More than 1,000 of the world's leading experts on bipolar disorder will assemble in Pittsburgh for the most important international scientific meeting focused exclusively on this disease, which affects both adults and children, devastates families and work relationships, accounts for nearly half of all suicides in the United States and costs billions in medical bills, missed work and lower productivity each year. The Sixth International Conference on Bipolar Disorder will be held at the David L. Lawrence Convention Center, located in the heart of downtown Pittsburgh, and is being sponsored by the University of Pittsburgh School of Medicine and Western Psychiatric Institute and Clinic of the University of Pittsburgh Medical Center.
Held every two years, the conference offers the only venue in the world devoted exclusively to highlighting new research into bipolar disorder. Scientists will present findings covering new approaches to diagnosis and treatment, advances in pharmacotherapy and neuroscience and the latest information on psychosocial issues, vulnerability and risk factors.
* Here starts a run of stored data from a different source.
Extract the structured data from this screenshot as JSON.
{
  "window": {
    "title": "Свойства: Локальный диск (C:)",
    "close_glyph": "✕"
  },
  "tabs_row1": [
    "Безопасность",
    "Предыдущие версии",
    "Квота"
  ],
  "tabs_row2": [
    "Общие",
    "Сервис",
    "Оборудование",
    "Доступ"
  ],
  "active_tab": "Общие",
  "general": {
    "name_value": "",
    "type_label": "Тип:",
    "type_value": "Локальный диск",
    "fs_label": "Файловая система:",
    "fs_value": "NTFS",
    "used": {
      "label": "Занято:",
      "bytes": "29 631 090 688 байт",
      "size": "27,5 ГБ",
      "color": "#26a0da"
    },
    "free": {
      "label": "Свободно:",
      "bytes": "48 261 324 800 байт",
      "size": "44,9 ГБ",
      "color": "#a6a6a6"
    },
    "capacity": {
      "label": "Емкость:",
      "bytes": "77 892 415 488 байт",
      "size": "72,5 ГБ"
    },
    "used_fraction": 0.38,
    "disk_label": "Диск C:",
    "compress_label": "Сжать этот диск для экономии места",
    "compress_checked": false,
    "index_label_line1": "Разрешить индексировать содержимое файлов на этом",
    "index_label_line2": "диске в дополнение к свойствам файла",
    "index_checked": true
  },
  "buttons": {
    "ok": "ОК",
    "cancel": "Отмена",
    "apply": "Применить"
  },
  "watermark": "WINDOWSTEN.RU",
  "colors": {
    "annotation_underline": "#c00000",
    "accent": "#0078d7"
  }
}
A staffed press room will be on-site; reporters not able to attend the meeting may participate in press briefings via telephone conference call.
Among the research studies to be presented and featured in the press room are:
The incidence of bipolar disorder in the general population is considerably higher than earlier studies have stated, according to preliminary results from a national survey which also found bipolar disorder results in significantly less productivity and more missed days from work compared to major depressive disorder.
More than 55 years after the first modern use of lithium to treat mania, one of psychiatry's oldest drugs is being found by researchers to be the most effective solution for preventing suicide in patients with bipolar and other types of manic-depressive disorders.
With no gene for bipolar disorder yet discovered, researchers are, in the mean time, proposing a simple blood test to measure antibodies indicative of an abnormal thyroid condition as a way to help identify family members of bipolar patients who also may be at risk for developing the disease.
Imaging studies have found the region in the brain responsible for modulating task performance and appropriate response is abnormally activated in patients during mania, which may explain the reckless, impulsive behaviors that are typical during this phase of the illness.